Are Cryptocurrencies Too Volatile? This is the question he answers André Dragosch – Head of Research at ETC Group, a partner company of HANetf – who, in a long analysis, addresses the issue of cryptocurrencies as an asset class andhigh volatility.
Cryptocurrencies, too volatile?
“Many traditional financial investors tend to avoid cryptocurrencies due to high volatility compared to traditional asset classes such as stocks, bonds and most commodities. Over the past 3 months, for example, the annualized volatility of Bitcoin and Ethereum has hovered around 45% and 50% respectively, while the volatility of the S&P 500 has hovered around 15%.
However, high returns – i.e. where there is growth – correspond to high risks, i.e. volatility,” explains Dragosch. In the specific case of cryptocurrencies “it is also necessary to keep in mindonto that they are still a young asset class. Bitcoin, in fact, has just turned 15 and Ethereum has only been in circulation since 2015. This relatively young context raises some questions:Will Bitcoin replace the US dollar as the global reserve currency? Will Ethereum be the go-to platform?
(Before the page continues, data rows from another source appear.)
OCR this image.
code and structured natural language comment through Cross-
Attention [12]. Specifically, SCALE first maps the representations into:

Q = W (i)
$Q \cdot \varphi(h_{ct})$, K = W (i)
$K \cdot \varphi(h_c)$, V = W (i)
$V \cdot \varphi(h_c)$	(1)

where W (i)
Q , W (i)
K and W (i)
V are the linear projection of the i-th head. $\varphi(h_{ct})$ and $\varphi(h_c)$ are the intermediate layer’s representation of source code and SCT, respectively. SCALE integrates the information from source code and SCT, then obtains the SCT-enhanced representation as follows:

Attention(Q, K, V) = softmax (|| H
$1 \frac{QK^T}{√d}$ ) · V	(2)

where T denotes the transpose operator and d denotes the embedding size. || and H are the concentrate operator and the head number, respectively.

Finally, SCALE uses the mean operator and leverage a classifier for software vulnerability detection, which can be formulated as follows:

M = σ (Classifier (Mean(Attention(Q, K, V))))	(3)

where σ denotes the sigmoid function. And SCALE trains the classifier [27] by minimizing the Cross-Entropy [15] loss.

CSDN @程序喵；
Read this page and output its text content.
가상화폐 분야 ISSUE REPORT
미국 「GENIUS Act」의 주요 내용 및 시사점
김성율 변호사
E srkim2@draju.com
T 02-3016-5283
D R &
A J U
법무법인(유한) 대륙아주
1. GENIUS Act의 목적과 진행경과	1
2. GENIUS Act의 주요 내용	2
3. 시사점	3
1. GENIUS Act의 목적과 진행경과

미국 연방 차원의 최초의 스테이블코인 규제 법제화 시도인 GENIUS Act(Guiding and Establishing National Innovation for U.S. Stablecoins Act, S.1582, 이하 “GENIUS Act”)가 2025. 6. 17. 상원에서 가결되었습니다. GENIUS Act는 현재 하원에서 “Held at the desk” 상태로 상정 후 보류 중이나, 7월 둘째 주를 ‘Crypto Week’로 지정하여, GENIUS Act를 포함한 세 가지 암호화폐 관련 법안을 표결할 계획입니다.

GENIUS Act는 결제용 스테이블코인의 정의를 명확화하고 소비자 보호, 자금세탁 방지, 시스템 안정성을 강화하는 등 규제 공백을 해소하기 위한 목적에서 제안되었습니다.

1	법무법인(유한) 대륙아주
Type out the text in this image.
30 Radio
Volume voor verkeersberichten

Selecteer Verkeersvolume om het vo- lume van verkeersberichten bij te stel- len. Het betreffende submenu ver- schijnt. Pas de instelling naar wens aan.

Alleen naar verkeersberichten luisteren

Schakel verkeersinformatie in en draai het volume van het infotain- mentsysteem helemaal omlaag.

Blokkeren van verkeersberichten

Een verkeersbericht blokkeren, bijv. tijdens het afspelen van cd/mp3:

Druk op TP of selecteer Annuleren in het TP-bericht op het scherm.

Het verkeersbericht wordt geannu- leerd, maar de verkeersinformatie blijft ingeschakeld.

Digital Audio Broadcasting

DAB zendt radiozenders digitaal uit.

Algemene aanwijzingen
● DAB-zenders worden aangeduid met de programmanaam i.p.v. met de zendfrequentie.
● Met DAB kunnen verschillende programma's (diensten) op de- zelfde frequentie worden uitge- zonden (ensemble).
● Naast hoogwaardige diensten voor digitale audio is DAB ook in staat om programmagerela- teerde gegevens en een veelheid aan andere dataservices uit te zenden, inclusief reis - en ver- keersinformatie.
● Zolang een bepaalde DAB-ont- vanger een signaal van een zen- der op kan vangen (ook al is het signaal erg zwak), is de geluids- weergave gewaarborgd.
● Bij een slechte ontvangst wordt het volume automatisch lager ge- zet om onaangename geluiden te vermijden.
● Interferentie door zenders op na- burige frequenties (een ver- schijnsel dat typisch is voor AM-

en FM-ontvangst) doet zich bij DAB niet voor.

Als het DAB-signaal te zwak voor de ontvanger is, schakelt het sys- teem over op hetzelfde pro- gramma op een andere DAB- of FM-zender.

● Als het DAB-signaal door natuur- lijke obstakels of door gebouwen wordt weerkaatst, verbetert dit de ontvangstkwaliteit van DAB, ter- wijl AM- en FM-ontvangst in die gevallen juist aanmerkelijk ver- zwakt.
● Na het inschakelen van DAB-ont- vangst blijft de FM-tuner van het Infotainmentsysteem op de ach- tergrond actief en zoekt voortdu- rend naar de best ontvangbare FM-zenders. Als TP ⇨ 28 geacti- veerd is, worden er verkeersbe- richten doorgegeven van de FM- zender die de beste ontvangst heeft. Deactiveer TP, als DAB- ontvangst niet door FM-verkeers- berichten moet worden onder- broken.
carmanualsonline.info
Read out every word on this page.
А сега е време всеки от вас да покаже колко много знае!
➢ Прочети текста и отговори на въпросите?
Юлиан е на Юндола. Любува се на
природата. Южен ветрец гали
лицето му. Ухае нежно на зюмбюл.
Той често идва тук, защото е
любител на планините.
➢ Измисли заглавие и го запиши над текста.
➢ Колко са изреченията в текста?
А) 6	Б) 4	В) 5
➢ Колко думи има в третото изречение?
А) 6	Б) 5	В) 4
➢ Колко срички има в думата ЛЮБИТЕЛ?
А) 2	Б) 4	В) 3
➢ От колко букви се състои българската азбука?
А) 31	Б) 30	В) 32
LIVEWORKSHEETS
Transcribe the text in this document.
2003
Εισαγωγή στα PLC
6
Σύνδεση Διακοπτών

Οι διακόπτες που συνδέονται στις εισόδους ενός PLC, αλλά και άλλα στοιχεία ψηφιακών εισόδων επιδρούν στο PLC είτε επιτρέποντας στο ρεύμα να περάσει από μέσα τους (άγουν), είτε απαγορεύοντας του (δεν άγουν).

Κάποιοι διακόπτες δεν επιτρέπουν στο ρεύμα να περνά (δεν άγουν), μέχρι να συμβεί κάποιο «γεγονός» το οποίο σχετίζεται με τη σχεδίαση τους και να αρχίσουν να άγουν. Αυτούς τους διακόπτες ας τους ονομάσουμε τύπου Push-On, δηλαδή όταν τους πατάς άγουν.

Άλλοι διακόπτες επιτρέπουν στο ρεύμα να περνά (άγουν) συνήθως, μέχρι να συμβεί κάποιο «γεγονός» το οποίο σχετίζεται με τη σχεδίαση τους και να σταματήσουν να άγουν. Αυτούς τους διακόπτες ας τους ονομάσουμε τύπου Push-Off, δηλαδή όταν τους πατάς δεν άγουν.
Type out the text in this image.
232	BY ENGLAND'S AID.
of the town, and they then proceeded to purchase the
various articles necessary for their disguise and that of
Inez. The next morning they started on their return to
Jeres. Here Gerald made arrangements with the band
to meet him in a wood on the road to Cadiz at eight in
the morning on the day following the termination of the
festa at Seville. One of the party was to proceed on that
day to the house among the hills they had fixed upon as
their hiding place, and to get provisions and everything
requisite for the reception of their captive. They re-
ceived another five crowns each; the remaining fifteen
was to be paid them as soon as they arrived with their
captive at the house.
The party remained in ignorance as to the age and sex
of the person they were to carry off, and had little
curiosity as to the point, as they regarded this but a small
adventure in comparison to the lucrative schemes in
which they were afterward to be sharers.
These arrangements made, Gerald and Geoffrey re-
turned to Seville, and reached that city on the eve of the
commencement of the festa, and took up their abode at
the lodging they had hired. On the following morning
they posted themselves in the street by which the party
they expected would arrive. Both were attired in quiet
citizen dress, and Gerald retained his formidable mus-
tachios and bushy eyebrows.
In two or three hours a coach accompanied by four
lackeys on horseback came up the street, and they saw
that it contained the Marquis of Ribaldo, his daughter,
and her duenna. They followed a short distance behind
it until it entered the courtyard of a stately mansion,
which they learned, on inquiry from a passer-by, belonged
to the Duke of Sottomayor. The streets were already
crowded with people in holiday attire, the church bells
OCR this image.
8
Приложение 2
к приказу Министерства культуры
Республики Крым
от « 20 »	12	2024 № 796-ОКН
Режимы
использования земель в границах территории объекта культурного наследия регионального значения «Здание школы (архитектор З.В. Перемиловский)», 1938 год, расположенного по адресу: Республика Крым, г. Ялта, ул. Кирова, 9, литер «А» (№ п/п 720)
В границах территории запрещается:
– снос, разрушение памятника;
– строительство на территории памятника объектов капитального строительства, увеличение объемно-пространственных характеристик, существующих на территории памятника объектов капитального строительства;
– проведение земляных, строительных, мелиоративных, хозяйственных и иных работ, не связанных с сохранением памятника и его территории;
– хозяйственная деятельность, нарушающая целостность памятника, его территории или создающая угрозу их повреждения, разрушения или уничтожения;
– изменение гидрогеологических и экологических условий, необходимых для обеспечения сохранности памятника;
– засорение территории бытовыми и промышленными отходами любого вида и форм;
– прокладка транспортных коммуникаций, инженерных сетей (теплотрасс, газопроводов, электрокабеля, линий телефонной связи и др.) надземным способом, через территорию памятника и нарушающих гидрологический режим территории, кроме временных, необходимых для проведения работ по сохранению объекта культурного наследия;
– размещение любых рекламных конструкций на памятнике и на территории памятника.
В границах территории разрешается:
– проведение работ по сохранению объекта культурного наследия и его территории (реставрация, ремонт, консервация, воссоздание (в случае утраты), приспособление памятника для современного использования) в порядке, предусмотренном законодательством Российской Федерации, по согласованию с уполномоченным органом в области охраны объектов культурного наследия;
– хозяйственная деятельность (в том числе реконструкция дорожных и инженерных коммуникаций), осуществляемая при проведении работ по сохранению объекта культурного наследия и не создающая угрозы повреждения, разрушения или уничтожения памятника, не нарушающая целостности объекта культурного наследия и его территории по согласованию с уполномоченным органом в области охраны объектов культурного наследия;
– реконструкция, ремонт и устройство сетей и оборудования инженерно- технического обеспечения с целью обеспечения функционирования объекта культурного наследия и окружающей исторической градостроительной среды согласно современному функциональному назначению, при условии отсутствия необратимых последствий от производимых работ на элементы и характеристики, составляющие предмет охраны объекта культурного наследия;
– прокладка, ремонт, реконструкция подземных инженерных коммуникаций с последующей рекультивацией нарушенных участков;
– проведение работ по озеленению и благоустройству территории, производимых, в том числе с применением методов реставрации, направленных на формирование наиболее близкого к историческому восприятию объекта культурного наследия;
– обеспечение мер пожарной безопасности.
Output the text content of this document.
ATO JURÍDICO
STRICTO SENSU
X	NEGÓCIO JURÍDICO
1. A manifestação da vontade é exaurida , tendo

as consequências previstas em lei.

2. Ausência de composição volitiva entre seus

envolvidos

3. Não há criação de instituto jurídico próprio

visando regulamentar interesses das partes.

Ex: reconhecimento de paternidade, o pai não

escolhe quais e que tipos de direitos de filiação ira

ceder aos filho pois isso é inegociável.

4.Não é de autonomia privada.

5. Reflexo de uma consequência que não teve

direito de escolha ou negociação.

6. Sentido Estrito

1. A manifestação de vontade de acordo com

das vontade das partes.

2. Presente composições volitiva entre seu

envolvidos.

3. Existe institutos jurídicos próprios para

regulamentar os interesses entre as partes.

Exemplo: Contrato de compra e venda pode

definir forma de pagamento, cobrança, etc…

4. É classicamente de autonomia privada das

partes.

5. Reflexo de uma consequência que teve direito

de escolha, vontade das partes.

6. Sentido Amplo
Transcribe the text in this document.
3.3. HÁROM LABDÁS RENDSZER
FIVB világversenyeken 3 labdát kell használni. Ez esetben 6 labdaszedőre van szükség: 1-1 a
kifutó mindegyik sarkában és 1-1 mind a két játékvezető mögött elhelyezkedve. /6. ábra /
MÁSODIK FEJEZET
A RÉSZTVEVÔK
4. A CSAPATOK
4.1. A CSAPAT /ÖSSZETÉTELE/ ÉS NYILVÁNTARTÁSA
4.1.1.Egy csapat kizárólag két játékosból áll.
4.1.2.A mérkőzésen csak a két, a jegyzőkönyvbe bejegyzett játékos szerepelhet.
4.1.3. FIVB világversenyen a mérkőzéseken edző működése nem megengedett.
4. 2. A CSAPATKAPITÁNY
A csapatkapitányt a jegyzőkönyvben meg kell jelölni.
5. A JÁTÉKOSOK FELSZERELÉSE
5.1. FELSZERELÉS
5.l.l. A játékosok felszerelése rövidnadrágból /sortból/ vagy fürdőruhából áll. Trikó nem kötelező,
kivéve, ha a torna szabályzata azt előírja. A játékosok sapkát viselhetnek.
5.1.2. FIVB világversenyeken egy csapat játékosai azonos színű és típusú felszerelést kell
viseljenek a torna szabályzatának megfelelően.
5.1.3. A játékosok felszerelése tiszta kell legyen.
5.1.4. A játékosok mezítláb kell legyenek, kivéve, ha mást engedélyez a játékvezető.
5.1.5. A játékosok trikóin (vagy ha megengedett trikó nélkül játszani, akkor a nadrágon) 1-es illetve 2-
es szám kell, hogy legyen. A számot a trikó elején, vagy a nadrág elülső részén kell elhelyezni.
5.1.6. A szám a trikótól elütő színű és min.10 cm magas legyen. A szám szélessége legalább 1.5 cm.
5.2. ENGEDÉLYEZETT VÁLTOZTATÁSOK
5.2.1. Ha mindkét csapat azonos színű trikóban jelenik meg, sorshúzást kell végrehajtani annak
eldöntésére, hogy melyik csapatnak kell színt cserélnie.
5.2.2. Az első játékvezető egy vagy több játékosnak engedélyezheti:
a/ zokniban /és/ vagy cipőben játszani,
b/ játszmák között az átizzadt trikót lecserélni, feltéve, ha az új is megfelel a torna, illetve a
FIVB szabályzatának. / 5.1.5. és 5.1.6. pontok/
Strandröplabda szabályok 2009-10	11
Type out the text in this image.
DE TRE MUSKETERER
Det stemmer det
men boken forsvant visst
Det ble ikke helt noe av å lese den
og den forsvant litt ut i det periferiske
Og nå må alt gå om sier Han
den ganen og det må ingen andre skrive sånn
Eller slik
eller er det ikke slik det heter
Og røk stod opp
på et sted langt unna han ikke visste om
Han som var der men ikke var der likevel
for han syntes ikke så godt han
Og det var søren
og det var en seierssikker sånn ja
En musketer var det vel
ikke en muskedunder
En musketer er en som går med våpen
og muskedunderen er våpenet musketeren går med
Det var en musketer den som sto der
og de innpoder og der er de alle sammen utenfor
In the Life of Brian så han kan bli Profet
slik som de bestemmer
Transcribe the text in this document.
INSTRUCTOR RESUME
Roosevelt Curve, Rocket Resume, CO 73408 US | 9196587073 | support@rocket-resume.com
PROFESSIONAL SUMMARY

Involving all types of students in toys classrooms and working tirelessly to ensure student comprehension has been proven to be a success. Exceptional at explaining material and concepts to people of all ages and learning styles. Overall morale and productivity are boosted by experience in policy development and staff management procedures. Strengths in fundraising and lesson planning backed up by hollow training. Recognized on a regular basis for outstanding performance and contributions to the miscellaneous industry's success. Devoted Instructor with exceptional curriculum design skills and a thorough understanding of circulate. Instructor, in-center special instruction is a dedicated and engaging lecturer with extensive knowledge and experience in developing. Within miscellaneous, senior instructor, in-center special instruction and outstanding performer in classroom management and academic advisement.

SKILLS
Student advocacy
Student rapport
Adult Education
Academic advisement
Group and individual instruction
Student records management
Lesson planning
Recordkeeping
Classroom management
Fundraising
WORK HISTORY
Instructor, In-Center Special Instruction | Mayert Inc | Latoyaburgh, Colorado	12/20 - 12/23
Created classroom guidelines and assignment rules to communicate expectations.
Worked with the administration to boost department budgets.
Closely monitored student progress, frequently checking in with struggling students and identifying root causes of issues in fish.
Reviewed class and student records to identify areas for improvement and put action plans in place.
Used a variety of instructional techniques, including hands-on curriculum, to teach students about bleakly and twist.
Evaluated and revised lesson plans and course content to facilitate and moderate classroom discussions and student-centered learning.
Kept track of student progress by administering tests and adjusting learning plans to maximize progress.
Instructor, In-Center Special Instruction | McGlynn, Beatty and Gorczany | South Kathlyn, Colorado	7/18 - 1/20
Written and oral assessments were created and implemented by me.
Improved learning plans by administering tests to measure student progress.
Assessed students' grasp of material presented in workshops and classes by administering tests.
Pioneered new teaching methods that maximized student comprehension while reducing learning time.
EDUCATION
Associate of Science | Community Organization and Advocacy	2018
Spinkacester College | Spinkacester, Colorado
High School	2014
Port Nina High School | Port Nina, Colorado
Bitcoin and Ethereum the possible scenarios
While these types of scenarios have become increasingly likely in recent years, “uncertainty around these issues remains, and uncertainty tends to create volatility.
We have already observed a similar structural decline in volatility in the case of cryptocurrencies. For example, while Bitcoin’s volatility was around200% annualizedor during the first era until 2012, has dropped to just 45% annually more recently.”
ETC Group Analysis
One of the reasons for these declines “is that the scarcity of Bitcoin has increased with each Halving which has made the cryptoasset more “similar to gold”. However, the distribution of Bitcoin returns remains highly skewed to upside, meaning positive returns are more likely than negative ones. In contrast, global monetary growth has fluctuated quite wildly due to the vagaries of central bank monetary policy and the global business cycle. Therefore, it can be said with reasonable certainty that Bitcoin’s exchange rate volatility is driven by wild swings in fiat money supply growth rather than by variations in Bitcoin’s own supply growth.”
In perspective – concludes the expert – ”the decline in volatility is set to continue with each new Halving. The next one is scheduled for 2028 and will make Bitcoin 4x scarcer than gold in terms of supply growth. Furthermore, the increasing adoption of this technology by the retail and institutional sectors is set to structurally reduce volatility over time”.